Es ist perfekt. schönes Wetter, schon gesportelt und ein Biergarten mit Bierbänken unter alten Kastanien. Wir suchen uns was leckeres zum Essen aus und ein Getränk.

Wir genießen so richtig die schöne Biergarten Atmosphäre und die Brezen, das Essen und die kühlen Getränke.
Nach eine ausgiebigen Pause entschließen wir uns dann wieder aufzubrechen und den Rest der Heimfahrt anzugehen.
Gestärkt durch die schöne Pause und die gute Laune fahren die Fahrräder plötzlich gefühlt leichter. Und übermütig überholen wir einige E-Biker Radler und schaffen es tatsächlich Abstand zu ihnen hinzubekommen, bis wir sie schließlich nicht mehr hinter uns entdecken können. Mein Puls geht langsam in die Höhe und meine Beine fangen an schwerer zu werden.

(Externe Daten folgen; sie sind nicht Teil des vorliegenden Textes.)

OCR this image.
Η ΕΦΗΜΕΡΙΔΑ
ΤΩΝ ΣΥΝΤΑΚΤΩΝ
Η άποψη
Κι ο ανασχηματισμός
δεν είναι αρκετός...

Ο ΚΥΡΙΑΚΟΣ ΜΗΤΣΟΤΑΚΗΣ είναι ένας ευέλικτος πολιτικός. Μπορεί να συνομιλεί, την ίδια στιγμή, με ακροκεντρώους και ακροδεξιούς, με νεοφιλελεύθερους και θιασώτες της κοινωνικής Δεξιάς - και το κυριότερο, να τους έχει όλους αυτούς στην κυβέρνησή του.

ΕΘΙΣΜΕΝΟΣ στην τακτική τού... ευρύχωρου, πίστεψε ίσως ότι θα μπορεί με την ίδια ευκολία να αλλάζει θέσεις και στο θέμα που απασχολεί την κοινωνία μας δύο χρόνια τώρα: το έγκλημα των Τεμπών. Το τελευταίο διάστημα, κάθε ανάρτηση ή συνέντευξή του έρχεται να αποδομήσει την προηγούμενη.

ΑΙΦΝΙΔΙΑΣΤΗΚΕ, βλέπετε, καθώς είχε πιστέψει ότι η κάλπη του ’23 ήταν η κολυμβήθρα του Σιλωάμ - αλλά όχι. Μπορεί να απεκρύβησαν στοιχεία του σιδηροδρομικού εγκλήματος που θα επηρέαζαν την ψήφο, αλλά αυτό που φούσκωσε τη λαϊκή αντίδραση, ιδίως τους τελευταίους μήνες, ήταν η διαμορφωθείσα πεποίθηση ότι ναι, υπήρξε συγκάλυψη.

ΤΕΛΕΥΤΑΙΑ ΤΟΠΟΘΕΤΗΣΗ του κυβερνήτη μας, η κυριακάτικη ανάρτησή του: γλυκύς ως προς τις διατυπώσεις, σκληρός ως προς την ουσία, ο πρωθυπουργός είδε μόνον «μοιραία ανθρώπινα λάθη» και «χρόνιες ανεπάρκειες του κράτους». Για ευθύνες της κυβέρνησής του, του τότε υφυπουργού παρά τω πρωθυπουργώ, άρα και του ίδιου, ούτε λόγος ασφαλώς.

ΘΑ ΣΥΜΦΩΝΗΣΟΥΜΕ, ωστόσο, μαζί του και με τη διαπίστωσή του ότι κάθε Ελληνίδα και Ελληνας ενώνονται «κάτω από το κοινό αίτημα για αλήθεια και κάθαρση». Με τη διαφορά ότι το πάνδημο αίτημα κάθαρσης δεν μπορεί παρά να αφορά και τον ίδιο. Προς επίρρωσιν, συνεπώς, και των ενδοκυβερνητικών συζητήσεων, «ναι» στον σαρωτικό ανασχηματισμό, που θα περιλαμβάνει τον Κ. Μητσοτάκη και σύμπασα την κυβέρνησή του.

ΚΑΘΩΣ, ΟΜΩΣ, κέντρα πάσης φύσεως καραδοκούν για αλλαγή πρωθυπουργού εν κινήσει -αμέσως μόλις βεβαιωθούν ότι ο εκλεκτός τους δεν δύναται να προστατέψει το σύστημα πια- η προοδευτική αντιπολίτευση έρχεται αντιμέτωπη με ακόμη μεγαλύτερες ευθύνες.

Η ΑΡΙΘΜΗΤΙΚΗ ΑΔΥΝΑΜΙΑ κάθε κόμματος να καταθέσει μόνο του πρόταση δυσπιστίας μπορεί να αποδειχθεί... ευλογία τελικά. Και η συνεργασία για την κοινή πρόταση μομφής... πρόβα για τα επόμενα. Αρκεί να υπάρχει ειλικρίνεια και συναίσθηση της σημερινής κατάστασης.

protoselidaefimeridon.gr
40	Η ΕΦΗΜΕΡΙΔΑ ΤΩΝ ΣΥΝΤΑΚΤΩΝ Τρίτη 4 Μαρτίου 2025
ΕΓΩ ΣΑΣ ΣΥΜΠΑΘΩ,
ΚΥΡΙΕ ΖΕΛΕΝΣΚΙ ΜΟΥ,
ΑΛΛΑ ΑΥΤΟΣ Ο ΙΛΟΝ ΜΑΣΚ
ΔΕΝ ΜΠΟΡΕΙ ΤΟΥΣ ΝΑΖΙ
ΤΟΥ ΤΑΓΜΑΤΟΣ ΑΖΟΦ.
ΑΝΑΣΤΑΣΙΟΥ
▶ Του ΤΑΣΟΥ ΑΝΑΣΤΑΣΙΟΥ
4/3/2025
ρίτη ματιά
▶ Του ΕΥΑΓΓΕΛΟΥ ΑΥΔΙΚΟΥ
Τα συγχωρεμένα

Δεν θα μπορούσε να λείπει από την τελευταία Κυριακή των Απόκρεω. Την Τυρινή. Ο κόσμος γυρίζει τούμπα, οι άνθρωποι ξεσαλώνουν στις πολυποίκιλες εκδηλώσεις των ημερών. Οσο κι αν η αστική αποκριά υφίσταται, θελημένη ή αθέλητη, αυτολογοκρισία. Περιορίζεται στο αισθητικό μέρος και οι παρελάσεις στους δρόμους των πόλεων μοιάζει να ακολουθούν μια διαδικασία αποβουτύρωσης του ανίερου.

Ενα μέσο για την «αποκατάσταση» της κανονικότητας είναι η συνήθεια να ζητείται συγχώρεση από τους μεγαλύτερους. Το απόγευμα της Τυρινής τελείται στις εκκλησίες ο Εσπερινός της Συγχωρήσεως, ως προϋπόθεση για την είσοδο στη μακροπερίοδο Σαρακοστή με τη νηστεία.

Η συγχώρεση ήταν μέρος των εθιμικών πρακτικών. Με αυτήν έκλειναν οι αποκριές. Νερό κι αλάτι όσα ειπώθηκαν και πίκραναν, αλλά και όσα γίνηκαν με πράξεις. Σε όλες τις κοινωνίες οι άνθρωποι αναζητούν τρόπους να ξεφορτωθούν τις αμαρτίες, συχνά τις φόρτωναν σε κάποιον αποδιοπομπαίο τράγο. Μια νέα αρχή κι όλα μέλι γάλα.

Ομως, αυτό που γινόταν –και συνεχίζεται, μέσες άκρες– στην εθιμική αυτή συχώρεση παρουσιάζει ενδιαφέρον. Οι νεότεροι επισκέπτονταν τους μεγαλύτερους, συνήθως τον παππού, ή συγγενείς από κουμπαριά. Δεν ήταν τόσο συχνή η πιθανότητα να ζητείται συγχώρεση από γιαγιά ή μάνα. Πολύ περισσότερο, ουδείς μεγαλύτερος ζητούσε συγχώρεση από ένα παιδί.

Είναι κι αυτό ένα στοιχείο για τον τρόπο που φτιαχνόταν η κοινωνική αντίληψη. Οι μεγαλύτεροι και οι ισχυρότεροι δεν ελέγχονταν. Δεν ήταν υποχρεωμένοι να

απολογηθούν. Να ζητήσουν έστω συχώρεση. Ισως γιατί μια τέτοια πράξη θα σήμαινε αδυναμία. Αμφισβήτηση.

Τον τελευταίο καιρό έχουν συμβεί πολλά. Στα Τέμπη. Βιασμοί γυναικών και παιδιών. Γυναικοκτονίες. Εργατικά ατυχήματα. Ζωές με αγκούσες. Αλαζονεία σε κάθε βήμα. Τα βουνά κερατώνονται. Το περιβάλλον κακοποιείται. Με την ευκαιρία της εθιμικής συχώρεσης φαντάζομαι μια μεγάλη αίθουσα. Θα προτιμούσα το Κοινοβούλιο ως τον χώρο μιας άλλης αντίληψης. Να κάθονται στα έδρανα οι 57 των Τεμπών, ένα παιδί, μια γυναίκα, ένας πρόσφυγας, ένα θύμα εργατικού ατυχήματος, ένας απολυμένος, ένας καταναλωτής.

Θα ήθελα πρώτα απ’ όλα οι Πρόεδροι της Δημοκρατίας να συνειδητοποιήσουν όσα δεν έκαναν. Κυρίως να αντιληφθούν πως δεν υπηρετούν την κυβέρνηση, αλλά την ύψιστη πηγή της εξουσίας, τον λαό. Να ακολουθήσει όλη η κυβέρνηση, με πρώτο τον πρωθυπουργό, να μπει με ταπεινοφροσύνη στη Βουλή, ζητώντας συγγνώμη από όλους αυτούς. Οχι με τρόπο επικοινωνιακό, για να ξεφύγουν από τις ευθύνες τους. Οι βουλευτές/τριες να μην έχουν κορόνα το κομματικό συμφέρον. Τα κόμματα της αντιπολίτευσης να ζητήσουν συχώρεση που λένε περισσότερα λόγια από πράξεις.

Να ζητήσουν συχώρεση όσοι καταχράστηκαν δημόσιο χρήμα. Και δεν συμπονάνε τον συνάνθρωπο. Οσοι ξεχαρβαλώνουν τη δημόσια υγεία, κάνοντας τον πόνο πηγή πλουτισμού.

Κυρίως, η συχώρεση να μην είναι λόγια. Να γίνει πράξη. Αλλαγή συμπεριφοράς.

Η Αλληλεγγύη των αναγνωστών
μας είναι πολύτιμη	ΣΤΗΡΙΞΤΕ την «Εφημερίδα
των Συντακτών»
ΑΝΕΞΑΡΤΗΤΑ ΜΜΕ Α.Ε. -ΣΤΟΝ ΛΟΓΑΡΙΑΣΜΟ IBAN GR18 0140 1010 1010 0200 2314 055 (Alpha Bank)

Doch es ist zu schön um langsamer zu fahren und so halten wir die Geschwindigkeit. Und wupps – schon sind wir an dem Punkt wo wir uns von der Isar wieder wieder verabschieden müssen, um nach Hause zurück zu kehren. Noch 5 km. Wir machen einen kurzen Stopp- Lea hängt ihre Füße in das erfrischende kalte Wasser und ich ruhe mich auf einer Treppe am Ufer der Isar aus und trinke einen Schluck aus der Wasserflasche.
Dann schaffen wir auch zügig die restliche Strecke und sind müde und staubig nach ca. 50 km Schotterstrecke wieder zu Hause angekommen.
Ein Blick auf die Sport App zeigt schöne Werte an. Fast 52 km und bei der Rückfahrt einen Schnitt von 18,8 km / h. Das ist für die erste längere Fahrradtour dieses Jahr ein guter Wert.
Ein wunscherschöner Vater- Tochter Ausflug geht zu Ende. Ein Gefühl der Dankbarkeit und Zufriedenheit stellt sich ein.